L’Union des Comores a donné son accord à l’ouverture d’une ambassade russe à Moroni le jeudi 24 mars dernier, marquant ainsi une avancée significative dans les relations bilatérales entre les deux pays. Cette décision a conduit le directeur de cabinet du chef de l’État à s’exprimer sur la question. Parallèlement, le gouvernement comorien réaffirme sa position contre tout projet d’intégration de Mayotte au sein de la Commission de l’Océan Indien (COI), en insistant sur le respect du cadre juridique qui régit l’institution régionale.

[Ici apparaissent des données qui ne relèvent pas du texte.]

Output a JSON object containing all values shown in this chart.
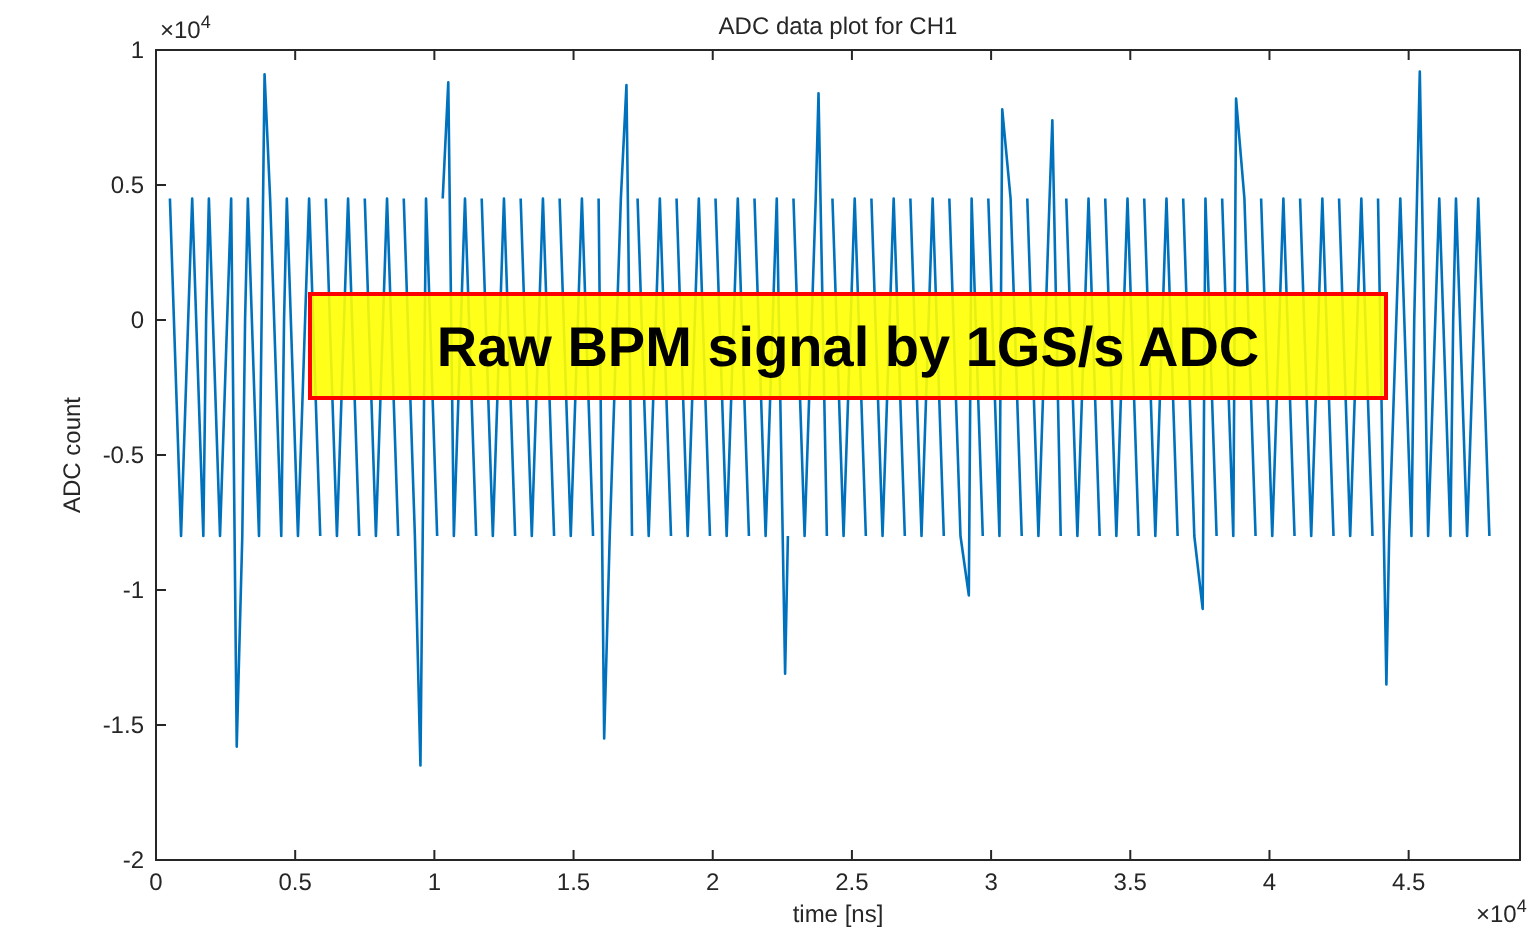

Le ministère des Affaires étrangères de l’Union des Comores a officiellement approuvé, le 24 mars, la demande de la Fédération de Russie d’établir une ambassade à Moroni. Cette initiative vise à renforcer la coopération entre les deux nations et à ouvrir de nouvelles perspectives de partenariat. Lors d’un entretien accordé à Al-Watwan et à l’ORTC le vendredi 28 mars, Youssoufa Mohamed Ali, directeur de cabinet du chef de l’État chargé de la Défense, a souligné que l’ouverture de cette ambassade constitue « une suite logique de la coopération » entre les Comores et la Russie, ajoutant que « tous les pays amis sont les bienvenus ».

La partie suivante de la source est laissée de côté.